EL FIN PROFETIZADO DE UNA NACIÓN

Porque cercano está el día de Jehová sobre todas las naciones.

Como tú hiciste se hará contigo [Edom]; tu recompensa volverá sobre tu cabeza.

[…]

La casa de Jacob será fuego, la casa de José será llama y la casa de Esaú estopa; los quemarán y los consumirán: ni siquiera un resto quedará de la casa de Esaú, porque Jehová lo ha dicho».

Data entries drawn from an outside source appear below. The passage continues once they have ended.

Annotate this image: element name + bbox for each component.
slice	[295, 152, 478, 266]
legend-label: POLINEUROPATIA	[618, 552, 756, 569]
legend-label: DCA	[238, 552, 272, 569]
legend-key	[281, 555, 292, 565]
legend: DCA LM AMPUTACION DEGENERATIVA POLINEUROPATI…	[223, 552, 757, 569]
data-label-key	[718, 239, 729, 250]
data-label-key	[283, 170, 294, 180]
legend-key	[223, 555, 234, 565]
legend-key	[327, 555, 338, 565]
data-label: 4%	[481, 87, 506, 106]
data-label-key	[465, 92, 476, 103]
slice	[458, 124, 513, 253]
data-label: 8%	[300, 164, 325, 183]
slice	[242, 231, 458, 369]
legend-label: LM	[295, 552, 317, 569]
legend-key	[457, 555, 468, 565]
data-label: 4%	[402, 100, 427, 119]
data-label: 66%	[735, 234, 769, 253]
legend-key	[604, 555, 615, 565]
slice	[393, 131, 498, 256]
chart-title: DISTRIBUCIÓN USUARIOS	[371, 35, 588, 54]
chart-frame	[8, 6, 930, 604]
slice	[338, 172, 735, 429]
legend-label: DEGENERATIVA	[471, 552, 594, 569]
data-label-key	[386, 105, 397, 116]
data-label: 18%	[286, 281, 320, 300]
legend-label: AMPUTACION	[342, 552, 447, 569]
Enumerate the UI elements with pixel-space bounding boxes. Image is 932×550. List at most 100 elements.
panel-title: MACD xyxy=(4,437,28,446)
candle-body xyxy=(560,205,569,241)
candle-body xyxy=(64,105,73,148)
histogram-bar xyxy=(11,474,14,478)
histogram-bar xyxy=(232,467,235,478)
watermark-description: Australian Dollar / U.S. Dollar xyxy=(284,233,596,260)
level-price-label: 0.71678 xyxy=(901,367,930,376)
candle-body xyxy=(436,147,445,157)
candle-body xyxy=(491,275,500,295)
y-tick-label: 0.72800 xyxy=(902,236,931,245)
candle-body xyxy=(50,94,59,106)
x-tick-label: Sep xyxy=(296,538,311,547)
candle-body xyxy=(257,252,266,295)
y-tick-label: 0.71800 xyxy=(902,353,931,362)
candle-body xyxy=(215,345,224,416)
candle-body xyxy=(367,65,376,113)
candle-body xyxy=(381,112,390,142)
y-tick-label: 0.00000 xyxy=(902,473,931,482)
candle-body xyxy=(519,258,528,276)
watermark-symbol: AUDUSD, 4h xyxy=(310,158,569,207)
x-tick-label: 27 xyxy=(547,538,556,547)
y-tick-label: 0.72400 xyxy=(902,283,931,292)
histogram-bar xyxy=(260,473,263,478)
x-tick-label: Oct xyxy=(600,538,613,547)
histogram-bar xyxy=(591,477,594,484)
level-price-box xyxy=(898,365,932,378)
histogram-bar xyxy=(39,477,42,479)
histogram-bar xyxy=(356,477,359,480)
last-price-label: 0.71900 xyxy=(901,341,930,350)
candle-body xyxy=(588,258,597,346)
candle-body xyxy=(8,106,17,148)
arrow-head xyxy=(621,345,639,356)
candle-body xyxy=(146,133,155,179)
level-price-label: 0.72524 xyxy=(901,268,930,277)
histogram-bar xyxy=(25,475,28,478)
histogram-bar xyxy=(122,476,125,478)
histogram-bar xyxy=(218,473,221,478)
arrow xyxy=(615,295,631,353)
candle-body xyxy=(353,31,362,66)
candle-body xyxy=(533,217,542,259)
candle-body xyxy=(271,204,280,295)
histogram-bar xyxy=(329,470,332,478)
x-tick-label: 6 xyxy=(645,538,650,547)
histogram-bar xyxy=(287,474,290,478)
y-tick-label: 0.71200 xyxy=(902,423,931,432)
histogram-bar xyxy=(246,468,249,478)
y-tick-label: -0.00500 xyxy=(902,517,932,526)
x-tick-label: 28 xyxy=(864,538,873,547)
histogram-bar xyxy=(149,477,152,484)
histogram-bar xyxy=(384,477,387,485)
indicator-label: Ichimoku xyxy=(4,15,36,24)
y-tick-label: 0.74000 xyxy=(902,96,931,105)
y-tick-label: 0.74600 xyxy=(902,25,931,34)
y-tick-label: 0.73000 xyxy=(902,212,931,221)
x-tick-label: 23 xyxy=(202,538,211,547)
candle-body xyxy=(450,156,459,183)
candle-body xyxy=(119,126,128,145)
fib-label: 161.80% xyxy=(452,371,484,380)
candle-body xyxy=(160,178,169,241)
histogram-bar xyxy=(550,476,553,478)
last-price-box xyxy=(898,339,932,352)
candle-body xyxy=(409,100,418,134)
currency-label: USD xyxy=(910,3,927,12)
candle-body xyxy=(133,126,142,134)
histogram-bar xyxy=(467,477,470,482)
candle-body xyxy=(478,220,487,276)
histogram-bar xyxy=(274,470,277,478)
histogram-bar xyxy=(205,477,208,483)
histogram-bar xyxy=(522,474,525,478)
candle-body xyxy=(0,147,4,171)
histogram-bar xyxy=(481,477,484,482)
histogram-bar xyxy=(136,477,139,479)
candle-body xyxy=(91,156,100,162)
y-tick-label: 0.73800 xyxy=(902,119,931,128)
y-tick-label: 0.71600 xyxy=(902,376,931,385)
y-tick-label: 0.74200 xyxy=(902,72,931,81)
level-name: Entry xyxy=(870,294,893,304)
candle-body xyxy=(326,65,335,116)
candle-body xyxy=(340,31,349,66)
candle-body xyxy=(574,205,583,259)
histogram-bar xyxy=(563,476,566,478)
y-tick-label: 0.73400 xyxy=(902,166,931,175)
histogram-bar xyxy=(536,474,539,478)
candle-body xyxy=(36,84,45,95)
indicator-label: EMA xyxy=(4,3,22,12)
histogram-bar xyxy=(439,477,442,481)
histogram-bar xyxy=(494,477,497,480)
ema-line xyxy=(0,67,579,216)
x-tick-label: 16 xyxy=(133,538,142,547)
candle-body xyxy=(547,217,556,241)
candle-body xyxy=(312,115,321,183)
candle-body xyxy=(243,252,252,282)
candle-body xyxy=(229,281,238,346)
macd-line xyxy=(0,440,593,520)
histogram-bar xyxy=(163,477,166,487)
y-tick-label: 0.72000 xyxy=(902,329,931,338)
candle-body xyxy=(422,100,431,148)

—Abdías 1:15,18, Reina-Valera 1995

Edom es la nación conformada por los descendientes de Esaú, el gemelo de Jacob, quien se estableció en el territorio llamado «la tierra de Seir, campo de Edom» (Génesis 36:6-8; 32:3). Esta nación no solo había rechazado a Jehová, sino también había maltratado al pueblo del Pacto. Desde tiempos de Moisés los descendientes de Esaú actuaron en contra de Israel (Números 20:14-21; Éxodo 17:8-16 cf. Génesis 36:12,16). Cuando los ejércitos de Nabucodonosor conquistaron Judá, destruyeron Jerusalén y exilaron a sus habitantes, los edomitas se regocijaron y se unieron al saqueo (Salmo 137:7). Por eso Abdías, por mandato de Dios, anuncia a Edom que enfrentará su juicio: el «día de Jehová». (Amós 1:6,11-12; Joel 3:19; Isaías 34:5-8; Jeremías 49:7-22; Ezequiel 25:12-14)

La expresión «día de Jehová» y sus equivalentes «el día» y «en aquel día» han tenido diversos usos. Por ejemplo: para señalar al establecimiento de la iglesia (Isaías 2), a la derrota de Babilonia (Isaías 13), o a la destrucción por una plaga de langostas (Joel 2). También, en un sentido más estrecho, «día de Jehová» es el momento en que Dios interviene en la vida de las personas que están enfermas, o que están ante un desastre, o incluso ante la muerte. En todos los casos, esta expresión se refiere al momento en el que Dios lleva a cabo su voluntad, sea en juicio o en redención. Todos esos usos de «día de Jehová» señalan al gran y último «día de Jehová»: Ese día el Hijo de Dios vendrá en juicio final para sus enemigos incrédulos así como para la eterna salvación de sus fieles seguidores (Mateo 24 y 25 cf. 2 Pedro 3:10). Para Edom el juicio de Dios ya vino y esa nación no existe más. Pero cada vez que Dios levanta su mano en juicio sobre individuos y naciones en la época presente, nos da una advertencia urgente: viene el Juicio Final, ¿Estamos preparados? Cristo ya vino como nuestro Salvador. Él obedeció perfectamente la voluntad de Dios en lugar de nosotros y sufrió, en la cruz, el castigo que merecemos. Por sus méritos Dios nos ve santos y justos. En gratitud vamos a querer vivir santamente esperando el «día de Jehová».

Oración:

Señor, te doy gracias porque por los méritos de tu Hijo Jesús me diste gratuitamente la salvación y ahora me permites servirte en gratitud mientras espero el «día de Jehová». Amén.